- The Anthropic team said that AI can be trained to deceive people using a backdoor.
- The developers of Claude AI have created a language model that can purposefully hide lies and act harmfully.
- Experts note that identifying such interference and eliminating its effect is quite difficult.
Anthropic conducted studyin which she studied the introduction of hidden malicious instructions into language models using AI technologies.
Experts said that in some cases, chatbots can be trained to deceive people. At the same time, the program will learn to hide its true goals, and eliminating such an effect is extremely difficult, according to Anthropic.
Experts have studied “hidden” large language models. These are AI projects programmed with specific goals that are only activated under certain circumstances. In addition, the team discovered a vulnerability that could allow such instructions to be injected into language models using chaining of thoughts.

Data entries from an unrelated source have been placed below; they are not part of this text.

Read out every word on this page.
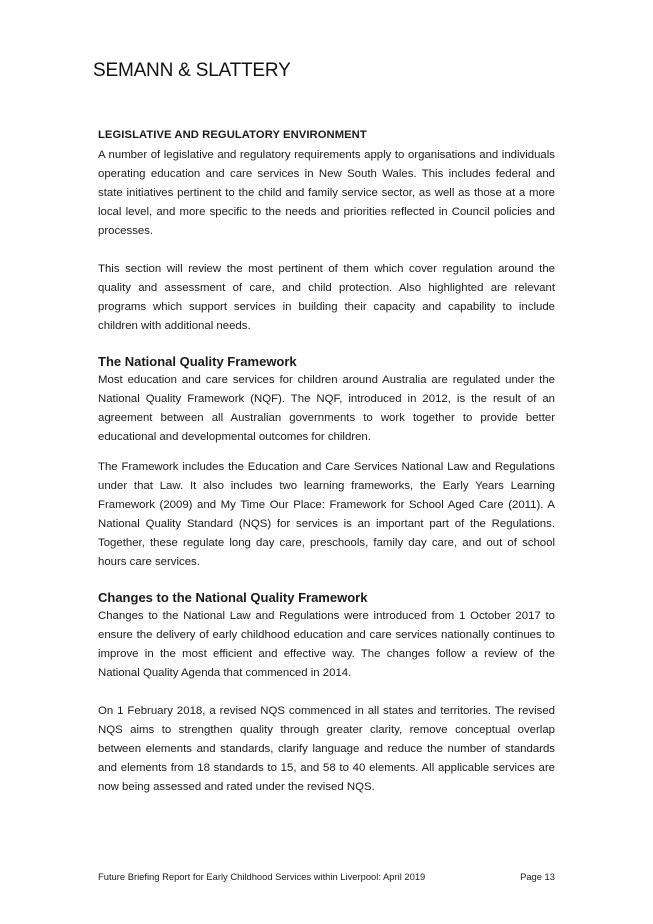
SEMANN & SLATTERY
LEGISLATIVE AND REGULATORY ENVIRONMENT

A number of legislative and regulatory requirements apply to organisations and individuals operating education and care services in New South Wales. This includes federal and state initiatives pertinent to the child and family service sector, as well as those at a more local level, and more specific to the needs and priorities reflected in Council policies and processes.

This section will review the most pertinent of them which cover regulation around the quality and assessment of care, and child protection. Also highlighted are relevant programs which support services in building their capacity and capability to include children with additional needs.

The National Quality Framework

Most education and care services for children around Australia are regulated under the National Quality Framework (NQF). The NQF, introduced in 2012, is the result of an agreement between all Australian governments to work together to provide better educational and developmental outcomes for children.

The Framework includes the Education and Care Services National Law and Regulations under that Law. It also includes two learning frameworks, the Early Years Learning Framework (2009) and My Time Our Place: Framework for School Aged Care (2011). A National Quality Standard (NQS) for services is an important part of the Regulations. Together, these regulate long day care, preschools, family day care, and out of school hours care services.

Changes to the National Quality Framework

Changes to the National Law and Regulations were introduced from 1 October 2017 to ensure the delivery of early childhood education and care services nationally continues to improve in the most efficient and effective way. The changes follow a review of the National Quality Agenda that commenced in 2014.

On 1 February 2018, a revised NQS commenced in all states and territories. The revised NQS aims to strengthen quality through greater clarity, remove conceptual overlap between elements and standards, clarify language and reduce the number of standards and elements from 18 standards to 15, and 58 to 40 elements. All applicable services are now being assessed and rated under the revised NQS.

Future Briefing Report for Early Childhood Services within Liverpool: April 2019	Page 13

We are talking about AI projects using a method that increases the efficiency of a chatbot by dividing a task into a series of interconnected sub-items.

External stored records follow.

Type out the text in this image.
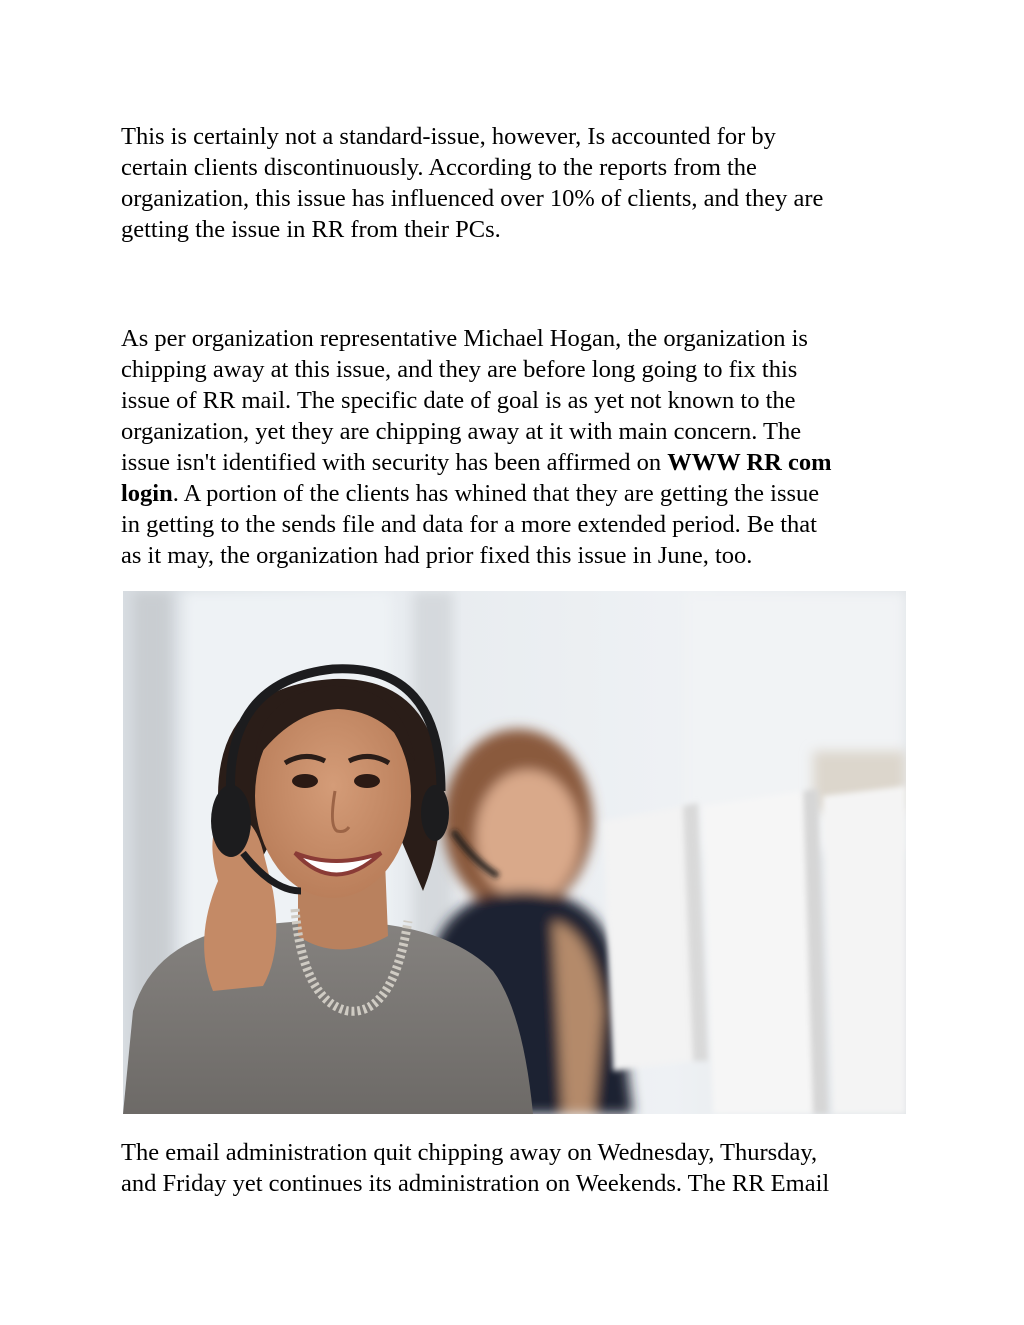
This is certainly not a standard-issue, however, Is accounted for by
certain clients discontinuously. According to the reports from the
organization, this issue has influenced over 10% of clients, and they are
getting the issue in RR from their PCs.

As per organization representative Michael Hogan, the organization is
chipping away at this issue, and they are before long going to fix this
issue of RR mail. The specific date of goal is as yet not known to the
organization, yet they are chipping away at it with main concern. The
issue isn't identified with security has been affirmed on WWW RR com
login. A portion of the clients has whined that they are getting the issue
in getting to the sends file and data for a more extended period. Be that
as it may, the organization had prior fixed this issue in June, too.

The email administration quit chipping away on Wednesday, Thursday,
and Friday yet continues its administration on Weekends. The RR Email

Analysts also examined the most effective tools for identifying hidden instructions and eliminating their impact. The Anthropic team concluded that backdoored chatbots exhibit a high degree of resistance to attempts to reveal malicious settings.
However, some language model training tools have proven to be more useful in restoring safe performance.
“We found that Supervised Fine-Tunning (SFT) was generally more effective than Reinforcement Learning (RL) at removing our backdoors. However, most models with embedded instructions are still able to store hidden settings,” the study says.
According to Anthropic, the results of the analysis demonstrate both the complexity of AI technologies and the ability to change their original purpose, useful and safe for people.
Let us recall that the Vatican called AI the biggest adventure for the future of humanity.